Whereas Flaherty and Machado’s bickering was largely harmless — it didn’t escalate into a brawl or a bean-ball war — the uglier side of Game 2’s emotions were felt by what happened between Dodgers fans and Padres outfielders Jurickson Profar and Fernando Tatis Jr.
Profar, for those who didn’t watch the game, robbed a Mookie Betts home run in the first inning. When he did, he didn’t make it immediately clear that he had caught the ball. Instead, Profar was too engaged with the left-field fans, resulting in Betts beginning his home-run trot and the Dodger Stadium PA playing the team’s celebratory music.
Profar later said that he didn’t say anything to the Dodgers fans at the time.
Whether you describe Profar’s acts as trolling, ribbing, or just having fun, there’s no excuse for what occurred to begin the bottom of the seventh inning. The game had to be delayed by more than 10 minutes after Dodgers fans threw at least two baseballs at Profar and chucked bottles at Tatis, who had playfully leaned into the crowd’s jeering throughout the night.
“We’re giving those people a show out there. Looks like they got a little upset because our team went up, but this is the playoffs. This is the environment that we are built for, and I enjoy every single second of it,” Tatis said after the game.
Fortunately, both Profar and Tatis appeared unharmed. Profar said afterward that he was not hit by either ball, but that it was “scary.” Cooler heads prevailed and prevented an even uglier scene from developing. After the half inning, the aforementioned Machado brought the Padres roster together in the dugout — ostensibly to discuss and/or put what had happened behind them.

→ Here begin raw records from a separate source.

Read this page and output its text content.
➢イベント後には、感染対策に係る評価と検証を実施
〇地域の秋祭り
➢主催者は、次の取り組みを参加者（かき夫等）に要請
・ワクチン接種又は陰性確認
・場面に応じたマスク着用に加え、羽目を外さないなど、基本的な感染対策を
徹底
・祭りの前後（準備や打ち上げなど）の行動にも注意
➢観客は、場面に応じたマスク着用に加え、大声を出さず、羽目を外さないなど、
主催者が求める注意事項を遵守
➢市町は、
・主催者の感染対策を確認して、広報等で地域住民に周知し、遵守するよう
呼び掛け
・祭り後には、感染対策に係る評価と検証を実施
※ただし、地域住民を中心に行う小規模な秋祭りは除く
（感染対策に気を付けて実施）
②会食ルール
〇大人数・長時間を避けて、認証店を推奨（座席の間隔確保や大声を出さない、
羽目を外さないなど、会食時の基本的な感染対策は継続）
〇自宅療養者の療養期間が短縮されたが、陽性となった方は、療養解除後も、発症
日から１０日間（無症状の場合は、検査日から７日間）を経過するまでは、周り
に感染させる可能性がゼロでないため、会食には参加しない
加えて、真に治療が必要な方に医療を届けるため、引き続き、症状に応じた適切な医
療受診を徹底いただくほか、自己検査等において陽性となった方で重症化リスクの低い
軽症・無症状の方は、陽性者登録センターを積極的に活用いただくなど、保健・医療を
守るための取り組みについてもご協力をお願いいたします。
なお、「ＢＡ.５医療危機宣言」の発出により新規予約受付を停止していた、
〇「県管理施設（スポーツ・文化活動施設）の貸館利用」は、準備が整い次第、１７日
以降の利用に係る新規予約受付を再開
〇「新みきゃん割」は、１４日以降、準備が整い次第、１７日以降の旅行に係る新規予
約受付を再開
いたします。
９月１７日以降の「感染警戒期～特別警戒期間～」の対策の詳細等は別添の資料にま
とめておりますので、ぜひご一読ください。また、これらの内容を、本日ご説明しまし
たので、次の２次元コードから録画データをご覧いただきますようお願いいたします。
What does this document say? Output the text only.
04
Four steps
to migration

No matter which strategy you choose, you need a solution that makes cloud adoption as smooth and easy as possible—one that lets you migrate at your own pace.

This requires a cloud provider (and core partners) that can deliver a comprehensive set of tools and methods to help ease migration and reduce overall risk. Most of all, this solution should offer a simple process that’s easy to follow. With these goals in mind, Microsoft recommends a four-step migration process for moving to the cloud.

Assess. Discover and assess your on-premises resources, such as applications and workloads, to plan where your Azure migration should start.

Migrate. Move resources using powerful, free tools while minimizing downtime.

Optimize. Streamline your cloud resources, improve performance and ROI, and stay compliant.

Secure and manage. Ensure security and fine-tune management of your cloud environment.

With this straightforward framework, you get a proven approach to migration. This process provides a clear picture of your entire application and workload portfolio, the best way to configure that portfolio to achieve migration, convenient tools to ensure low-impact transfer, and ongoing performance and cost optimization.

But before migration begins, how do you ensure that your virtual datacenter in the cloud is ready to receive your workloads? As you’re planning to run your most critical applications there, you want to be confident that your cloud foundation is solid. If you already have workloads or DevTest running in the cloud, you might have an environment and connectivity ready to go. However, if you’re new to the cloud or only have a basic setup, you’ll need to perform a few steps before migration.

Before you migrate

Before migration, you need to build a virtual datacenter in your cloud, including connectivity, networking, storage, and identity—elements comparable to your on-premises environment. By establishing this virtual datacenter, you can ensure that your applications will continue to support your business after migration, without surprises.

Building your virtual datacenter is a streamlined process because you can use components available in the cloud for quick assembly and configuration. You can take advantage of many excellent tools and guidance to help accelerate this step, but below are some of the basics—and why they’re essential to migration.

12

“You gotta stay locked in and we have to play our baseball. Manny did a good job of keeping us in the zone,” Padres center fielder Jackson Merrill said afterward.
The Padres and Dodgers will have Monday off before resuming the series with Game 3 on Tuesday at Petco Park in San Diego. Here’s hoping that the two teams and the fans bring the energy, but that they leave the extracurricular nonsense at home.
Or, as Profar said when he was asked if it’s fair to say the two teams dislike each other: “Yes, but it’s still a baseball game.”